Старуха провела Эдмунда во внутреннее помещение, где оставила его разбираться со своими делами.

Из тени выступил незнакомец, невысокий, полный, лысый, не старше шестидесяти лет. Он особым образом перекрестился, и Эдмунд ответил тем же.

— Я Кордери, — представился он.

— За вами следили? — В голосе старика прозвучали почтение и страх.

— Не здесь. Они следовали за мной от Тауэра, но я легко от них отделался.

— Плохо.

— Возможно, но это к нашему делу не относится. Вы вне опасности. Вы принесли то, о чем я просил?

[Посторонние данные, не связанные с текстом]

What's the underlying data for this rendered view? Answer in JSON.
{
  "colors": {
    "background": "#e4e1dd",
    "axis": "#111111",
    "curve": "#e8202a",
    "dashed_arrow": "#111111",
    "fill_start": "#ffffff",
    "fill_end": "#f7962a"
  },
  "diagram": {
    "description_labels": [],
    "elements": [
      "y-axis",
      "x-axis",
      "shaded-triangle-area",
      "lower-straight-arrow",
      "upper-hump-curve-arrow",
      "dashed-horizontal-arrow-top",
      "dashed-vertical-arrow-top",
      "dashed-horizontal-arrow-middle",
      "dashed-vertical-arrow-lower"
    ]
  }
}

Толстяк неуверенно кивнул.

— Мои начальники недовольны, — сообщил он. — Они велели мне передать вам, что не желают, чтобы вы так рисковали. Вы представляете слишком большую ценность, чтобы подвергать себя смертельной опасности.

— Я уже нахожусь в смертельной опасности. События нас опережают. В любом случае, это не ваша забота и не забота ваших… начальников. Решать мне.

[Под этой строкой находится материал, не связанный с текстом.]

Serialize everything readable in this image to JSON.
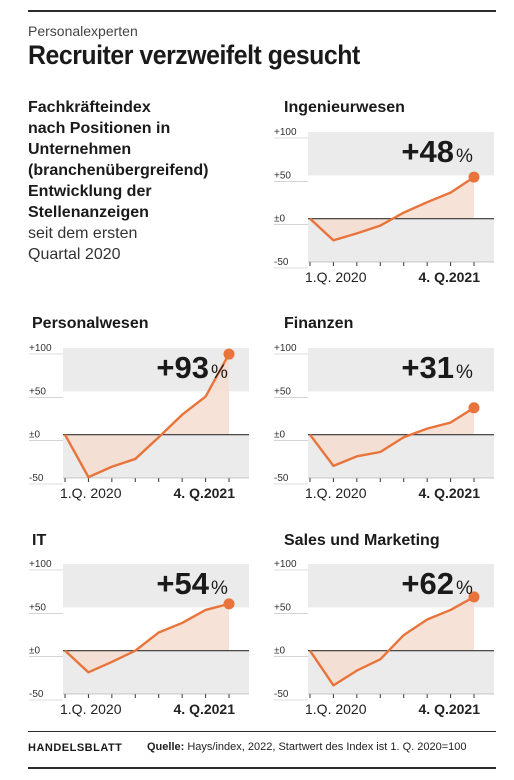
{
  "header": {
    "kicker": "Personalexperten",
    "title": "Recruiter verzweifelt gesucht"
  },
  "intro": {
    "bold_lines": [
      "Fachkräfteindex",
      "nach Positionen in",
      "Unternehmen",
      "(branchenübergreifend)",
      "Entwicklung der",
      "Stellenanzeigen"
    ],
    "regular_lines": [
      "seit dem ersten",
      "Quartal 2020"
    ]
  },
  "footer": {
    "brand": "HANDELSBLATT",
    "source_label": "Quelle:",
    "source_text": "Hays/index, 2022, Startwert des Index ist 1. Q. 2020=100"
  },
  "colors": {
    "line": "#e8743b",
    "fill": "#f6ddd0",
    "band": "#ebebeb",
    "axis": "#333333"
  },
  "chart_data": [
    {
      "type": "line",
      "title": "Ingenieurwesen",
      "x_start_label": "1.Q. 2020",
      "x_end_label": "4. Q.2021",
      "y_ticks": [
        "+100",
        "+50",
        "±0",
        "-50"
      ],
      "ylim": [
        -50,
        100
      ],
      "values": [
        0,
        -25,
        -17,
        -8,
        7,
        19,
        30,
        48
      ],
      "highlight_value": "+48",
      "highlight_unit": "%"
    },
    {
      "type": "line",
      "title": "Personalwesen",
      "x_start_label": "1.Q. 2020",
      "x_end_label": "4. Q.2021",
      "y_ticks": [
        "+100",
        "+50",
        "±0",
        "-50"
      ],
      "ylim": [
        -50,
        100
      ],
      "values": [
        0,
        -49,
        -37,
        -28,
        -3,
        23,
        44,
        93
      ],
      "highlight_value": "+93",
      "highlight_unit": "%"
    },
    {
      "type": "line",
      "title": "Finanzen",
      "x_start_label": "1.Q. 2020",
      "x_end_label": "4. Q.2021",
      "y_ticks": [
        "+100",
        "+50",
        "±0",
        "-50"
      ],
      "ylim": [
        -50,
        100
      ],
      "values": [
        0,
        -36,
        -25,
        -20,
        -3,
        7,
        14,
        31
      ],
      "highlight_value": "+31",
      "highlight_unit": "%"
    },
    {
      "type": "line",
      "title": "IT",
      "x_start_label": "1.Q. 2020",
      "x_end_label": "4. Q.2021",
      "y_ticks": [
        "+100",
        "+50",
        "±0",
        "-50"
      ],
      "ylim": [
        -50,
        100
      ],
      "values": [
        0,
        -25,
        -13,
        0,
        21,
        32,
        47,
        54
      ],
      "highlight_value": "+54",
      "highlight_unit": "%"
    },
    {
      "type": "line",
      "title": "Sales und Marketing",
      "x_start_label": "1.Q. 2020",
      "x_end_label": "4. Q.2021",
      "y_ticks": [
        "+100",
        "+50",
        "±0",
        "-50"
      ],
      "ylim": [
        -50,
        100
      ],
      "values": [
        0,
        -40,
        -23,
        -10,
        18,
        36,
        47,
        62
      ],
      "highlight_value": "+62",
      "highlight_unit": "%"
    }
  ]
}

Толстяк покачал головой, но этот жест выражал скорее уступку, чем отрицание. Он вытащил из-за стула, на котором сидел, ожидая Эдмунда, какой-то предмет. Это оказался большой ящик, завернутый в кожу. В продольной стенке был проделан ряд маленьких дырочек; из ящика доносилось царапанье, выдававшее присутствие живых существ.

— Вы действовали в соответствии с моими инструкциями? — уточнил Эдмунд.

Человечек кивнул и дотронулся до плеча механика дрожащей от страха рукой.

— Не открывайте это, сэр, умоляю вас. Не здесь.

— Бояться нечего, — заверил его Эдмунд.

— Вы не были в Африке, сэр, а я был. Поверьте мне, боятся все — и не только простые люди. Говорят, что вампиры тоже умирают.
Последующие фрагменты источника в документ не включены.